EP by Jon Anderson
- Released: 25 October 2011
- Recorded: 2010–2011
- Length: 20:54
- Label: Gonzo Multimedia
- Producer: Jon and Jane Anderson

Jon Anderson chronology
| Survival & Other Stories (2010) | OPEN (2011) | The Living Tree in Concert Part One (2011) |

= Open (Jon Anderson EP) =

Open is a long-form piece of music released in digital form by Yes former lead singer Jon Anderson, released in 2011.

Professional ratings
Review scores
| Source | Rating |
| Something Else! | very favorable |

==About the EP==
Anderson began work on "Open" in the spring of 2010, when he began to lay down its foundation on his 19th Century guitar.

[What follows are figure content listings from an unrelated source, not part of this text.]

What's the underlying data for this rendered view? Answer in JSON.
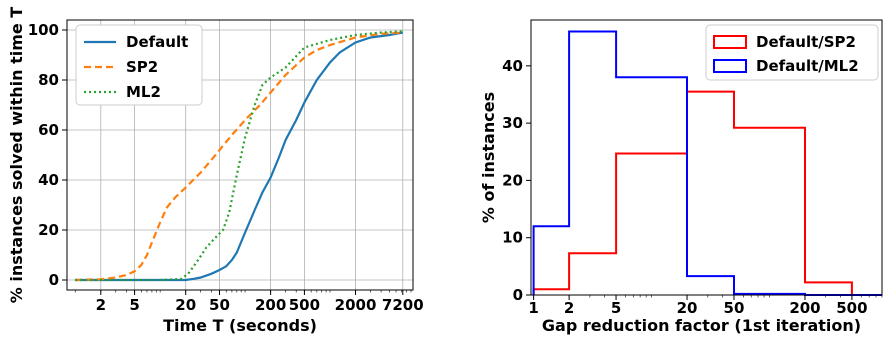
{
  "chart_data": [
    {
      "type": "line",
      "xlabel": "Time T (seconds)",
      "ylabel": "% instances solved within time T",
      "xscale": "log",
      "xlim": [
        0.8,
        9500
      ],
      "ylim": [
        -4,
        104
      ],
      "xticks": [
        2,
        5,
        20,
        50,
        200,
        500,
        2000,
        7200
      ],
      "xtick_labels": [
        "2",
        "5",
        "20",
        "50",
        "200",
        "500",
        "2000",
        "7200"
      ],
      "yticks": [
        0,
        20,
        40,
        60,
        80,
        100
      ],
      "grid": true,
      "legend_position": "top-left",
      "series": [
        {
          "name": "Default",
          "color": "#1f77b4",
          "dash": "solid",
          "points": [
            [
              1,
              0
            ],
            [
              5,
              0
            ],
            [
              10,
              0
            ],
            [
              20,
              0
            ],
            [
              25,
              0.5
            ],
            [
              30,
              1
            ],
            [
              40,
              2.5
            ],
            [
              50,
              4
            ],
            [
              60,
              5.5
            ],
            [
              70,
              8
            ],
            [
              80,
              11
            ],
            [
              100,
              19
            ],
            [
              130,
              28
            ],
            [
              160,
              35
            ],
            [
              200,
              41
            ],
            [
              250,
              49
            ],
            [
              300,
              56
            ],
            [
              400,
              64
            ],
            [
              500,
              71
            ],
            [
              700,
              80
            ],
            [
              1000,
              87
            ],
            [
              1300,
              91
            ],
            [
              2000,
              95
            ],
            [
              3000,
              97
            ],
            [
              5000,
              98
            ],
            [
              7200,
              99
            ]
          ]
        },
        {
          "name": "SP2",
          "color": "#ff7f0e",
          "dash": "dashed",
          "points": [
            [
              1,
              0
            ],
            [
              2,
              0.3
            ],
            [
              3,
              1
            ],
            [
              4,
              2
            ],
            [
              5,
              3.5
            ],
            [
              6,
              6
            ],
            [
              7,
              10
            ],
            [
              8,
              15
            ],
            [
              10,
              23
            ],
            [
              12,
              29
            ],
            [
              15,
              33
            ],
            [
              20,
              37
            ],
            [
              30,
              43
            ],
            [
              40,
              48
            ],
            [
              50,
              52
            ],
            [
              70,
              58
            ],
            [
              100,
              64
            ],
            [
              150,
              70
            ],
            [
              200,
              75
            ],
            [
              300,
              82
            ],
            [
              500,
              89
            ],
            [
              700,
              92
            ],
            [
              1000,
              94
            ],
            [
              2000,
              97
            ],
            [
              4000,
              98.5
            ],
            [
              7200,
              99
            ]
          ]
        },
        {
          "name": "ML2",
          "color": "#2ca02c",
          "dash": "dotted",
          "points": [
            [
              1,
              0
            ],
            [
              10,
              0
            ],
            [
              18,
              0.5
            ],
            [
              22,
              3
            ],
            [
              28,
              8
            ],
            [
              35,
              13
            ],
            [
              45,
              17
            ],
            [
              55,
              20
            ],
            [
              65,
              27
            ],
            [
              80,
              42
            ],
            [
              100,
              57
            ],
            [
              130,
              70
            ],
            [
              160,
              78
            ],
            [
              200,
              81
            ],
            [
              300,
              85
            ],
            [
              500,
              93
            ],
            [
              1000,
              96
            ],
            [
              2000,
              98
            ],
            [
              4000,
              99
            ],
            [
              7200,
              99.5
            ]
          ]
        }
      ]
    },
    {
      "type": "histogram",
      "xlabel": "Gap reduction factor (1st iteration)",
      "ylabel": "% of instances",
      "xscale": "log",
      "xlim": [
        0.95,
        900
      ],
      "ylim": [
        0,
        48
      ],
      "xticks": [
        1,
        2,
        5,
        20,
        50,
        200,
        500
      ],
      "xtick_labels": [
        "1",
        "2",
        "5",
        "20",
        "50",
        "200",
        "500"
      ],
      "yticks": [
        0,
        10,
        20,
        30,
        40
      ],
      "legend_position": "top-right",
      "bin_edges": [
        1,
        2,
        5,
        20,
        50,
        200,
        500,
        900
      ],
      "series": [
        {
          "name": "Default/SP2",
          "color": "#ff0000",
          "values": [
            1,
            7.3,
            24.7,
            35.5,
            29.2,
            2.2,
            0
          ]
        },
        {
          "name": "Default/ML2",
          "color": "#0000ff",
          "values": [
            12,
            46,
            38,
            3.3,
            0.2,
            0,
            0
          ]
        }
      ]
    }
  ]
}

From the start, he knew that it would become a long form musical composition. Later on, orchestration was added by Stefan Podell.

==Track listing==
1. Open 20:54
  1. Sun is Calling
  2. Please To Remember
  3. Who Better Than Love
  4. Sun it Sings You / Given Chase

== Credits ==
- Music & lyrics written by Jon Anderson with additional music by Stefan Podell.

=== Personnel ===
- Jon Anderson – vocals, acoustic guitar
- Stefan Podell – music and orchestration, 6 and 12 string guitars, classical guitar, electric guitar, percussion, bass, additional vocals
- Zach Page – classical and electric guitar
- Kevin Shima – acoustic guitar, vocals
- Zach Tenorio-Miller – piano, organ
- Alexandra Cutler-Fetkewicz, Jon Fink and Susan Lerner – string arrangement and recording
- Brian Hobart – percussion
- Stephan Junca – drum kit, African percussion
- Charles Scott – drum kit
- Jane Luttenberger Anderson – "angel vocals"
- Robert Foster, Ian O'Rourke, Madelyn Frey, Jacob Stringfellow, Aaron Wolfe and Amy Stevens – Choral Via Cal Poly A Cappella Group
- Billy James – additional backing vocals

=== Recording ===
- Engineer – Mike Fraumeni
- Mastered by Sakis Anastopoulos

=== Production ===
- Produced by Jon and Jane Anderson.

=== Artwork ===
- Artwork by Jay Nungesser and John Amick

==Reviews==

===Something Else Reviews===
"A conceptually epic piece, filled with wonderment, musical twists and a theme as broad as it is hopeful... Quite frankly, this is what Jon Anderson does. And it's terrifically engaging, after too long spent fitting his muse into the ever-dilating structures of Yes's modern-day prog-pop, to hear Anderson doing it again."